Brewing of an Oud Bruin Part 3 -- So It Begins - Brain Sparging on Brewing

Latest

Sour beer, saisons, farmhouse beer, homebrewing, ramblings

January 14, 2011

Brewing of an Oud Bruin Part 3 -- So It Begins

Making the Starter

A week and a half ago I added a small amount of Orval dregs to a small amount of starter wort as is normally the case when one bottle harvests yeast. I waited...and waited. Nothing. A few days in I realized that brett usually functions in an acidic environment and I needed to drive down the acidity to give it a hand. The only food grade acid I have in the house is vinegar, which contains small amounts of acerbic acid. Then I waited some more. Nothing. I added yeast nutrient and yeast energizer in small quantities each day. Nothing. Then I added some more vinegar. The only thing I could get to grow were strange white blobs on the sides of the flask where my aeration-swirling had left grain bits and residue on the walls. Very disheartening.

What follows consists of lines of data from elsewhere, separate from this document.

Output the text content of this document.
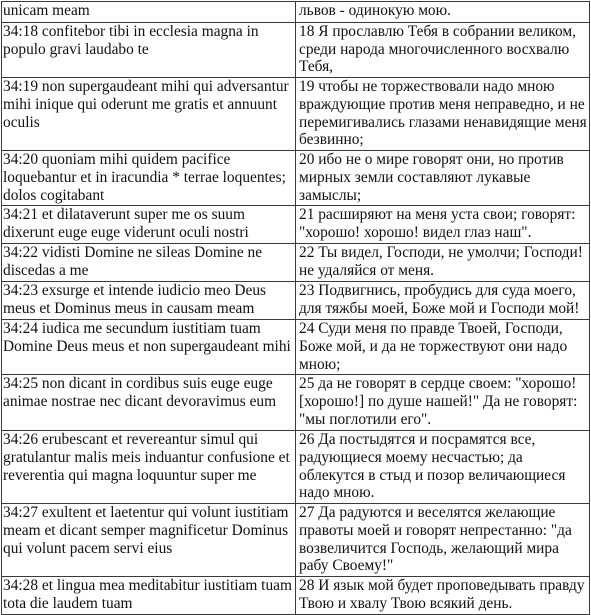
unicam meam	львов - одинокую мою.
34:18 confitebor tibi in ecclesia magna in populo gravi laudabo te	18 Я прославлю Тебя в собрании великом, среди народа многочисленного восхвалю Тебя,
34:19 non supergaudeant mihi qui adversantur mihi inique qui oderunt me gratis et annuunt oculis	19 чтобы не торжествовали надо мною враждующие против меня неправедно, и не перемигивались глазами ненавидящие меня безвинно;
34:20 quoniam mihi quidem pacifice loquebantur et in iracundia * terrae loquentes; dolos cogitabant	20 ибо не о мире говорят они, но против мирных земли составляют лукавые замыслы;
34:21 et dilataverunt super me os suum dixerunt euge euge viderunt oculi nostri	21 расширяют на меня уста свои; говорят: "хорошо! хорошо! видел глаз наш".
34:22 vidisti Domine ne sileas Domine ne discedas a me	22 Ты видел, Господи, не умолчи; Господи! не удаляйся от меня.
34:23 exsurge et intende iudicio meo Deus meus et Dominus meus in causam meam	23 Подвигнись, пробудись для суда моего, для тяжбы моей, Боже мой и Господи мой!
34:24 iudica me secundum iustitiam tuam Domine Deus meus et non supergaudeant mihi	24 Суди меня по правде Твоей, Господи, Боже мой, и да не торжествуют они надо мною;
34:25 non dicant in cordibus suis euge euge animae nostrae nec dicant devoravimus eum	25 да не говорят в сердце своем: "хорошо! [хорошо!] по душе нашей!" Да не говорят: "мы поглотили его".
34:26 erubescant et revereantur simul qui gratulantur malis meis induantur confusione et reverentia qui magna loquuntur super me	26 Да постыдятся и посрамятся все, радующиеся моему несчастью; да облекутся в стыд и позор величающиеся надо мною.
34:27 exultent et laetentur qui volunt iustitiam meam et dicant semper magnificetur Dominus qui volunt pacem servi eius	27 Да радуются и веселятся желающие правоты моей и говорят непрестанно: "да возвеличится Господь, желающий мира рабу Своему!"
34:28 et lingua mea meditabitur iustitiam tuam tota die laudem tuam	28 И язык мой будет проповедывать правду Твою и хвалу Твою всякий день.
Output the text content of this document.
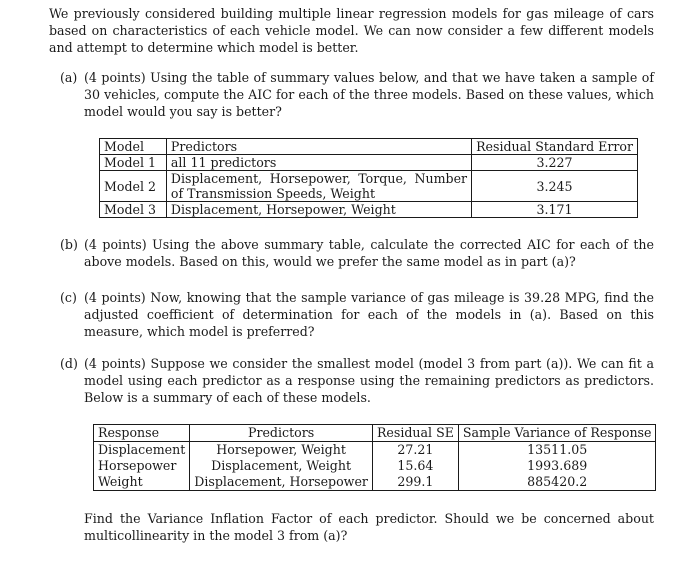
We previously considered building multiple linear regression models for gas mileage of cars based on characteristics of each vehicle model. We can now consider a few different models and attempt to determine which model is better.

(a) (4 points) Using the table of summary values below, and that we have taken a sample of 30 vehicles, compute the AIC for each of the three models. Based on these values, which model would you say is better?

Model	Predictors	Residual Standard Error
Model 1	all 11 predictors	3.227
Model 2	Displacement, Horsepower, Torque, Number of Transmission Speeds, Weight	3.245
Model 3	Displacement, Horsepower, Weight	3.171
(b) (4 points) Using the above summary table, calculate the corrected AIC for each of the above models. Based on this, would we prefer the same model as in part (a)?

(c) (4 points) Now, knowing that the sample variance of gas mileage is 39.28 MPG, find the adjusted coefficient of determination for each of the models in (a). Based on this measure, which model is preferred?

(d) (4 points) Suppose we consider the smallest model (model 3 from part (a)). We can fit a model using each predictor as a response using the remaining predictors as predictors. Below is a summary of each of these models.

Response	Predictors	Residual SE	Sample Variance of Response
Displacement	Horsepower, Weight	27.21	13511.05
Horsepower	Displacement, Weight	15.64	1993.689
Weight	Displacement, Horsepower	299.1	885420.2

Find the Variance Inflation Factor of each predictor. Should we be concerned about multicollinearity in the model 3 from (a)?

God may have rested on the seventh day but brett decided to start working on the seventh day. I came home from school to find the starter full of saccharomyces-like krausen. It smelled fruity, somewhere in between a saison yeast and a Belgian abbey strain. It was a start, for sure. After several days the krausen died down. I decanted the liquid and added more wort. This was followed by about a day of inactivity before a new krausen formed. This krausen was different. It was filmy and full of balloon-like bubbles. The smell is best described as musty dates. Sounds gross, I imagine, but it actually smells quite good.

Looking in the bottom of the flask, I have a very thick layer of yeast. I hope most of that is brett, rather than sacc. The only thing that half-concerns me is that the white spots seemed to have moved over to the top of the pellicle-like krausen. I suspect it is lacto or brett being funky. It reminds me a lot of what got into the cherry beer I made last year. I'm only half concerned because getting some lacto in an oud bruin is more a positive than a negative since oud bruins are typically dosed with both lacto and brett.

























Sour Mashing

I decided to sour mash half of the total pale ale volume. The reason I chose to do so much is because the brett starter would only function in a very acidic environment and that is exactly what the sour mash creates. I would rather the pale ale come out way too sour and make the brown ale sweeter than risk brett being a secondary player. I want the brett to take hold before saccharomyces can.



I sour mashed the half gallon in a half gallon growler with some foil over the lid. Ultimately that will make the sour mash slightly less than half because I will need to compensate for boil off in the other half, but it's close enough. I forgot how much of a pain in the ass sour mashing can be. Brewers don't normally mash in glass because it has zero insulation so you lose heat very quickly. During the day I have had to keep it in a sink and add small amounts of boiling water to keep the temperature up so the bacteria will work quickly. I don't have a heating blanket or an aquarium heater; both would make it a lot easier. Without heat, who knows what bacteria would take hold and what kinds of nonsense it could do.



The strain of lacto generally found on plants is L. brevis, which is like the badass of lacto strains. It is hop resistant, it doesn't fear alcohol and it is heterofermative so it can ferment both aerobically and anaerobically. I believe (and I may be remembering incorrectly) when it ferments anaerobically it produces a small amount of ethanol. Since this is the strain generally found on plants it is also the strain that normally makes its way into sour mashes by way of the grain. Commercial versions of lacto are typically L. delbruckii, which is a more gentle strain that is homofermative (so it only ferments aerobically) that tends to produce more desired flavors in beer. I haven't seen my sour mashes form a pellicle, which is often the hallmark of L.debruckii. Instead, the sour mash gets foamy and pushes out a thick brown goop. Rather than tart it smells very much like creamed corn, which is probably a sign of DMS. The brown goop is like krausen but without any bubbles.

I will most likely let the sour mash go two days, possibly three. I really want to get this as sour as realistically possible without it tasting like total piss. Once the sour mash is done I will mash the other half, add the sour mash to the boil kettle and finish it all up. I will post that section as soon as the sour mash is complete.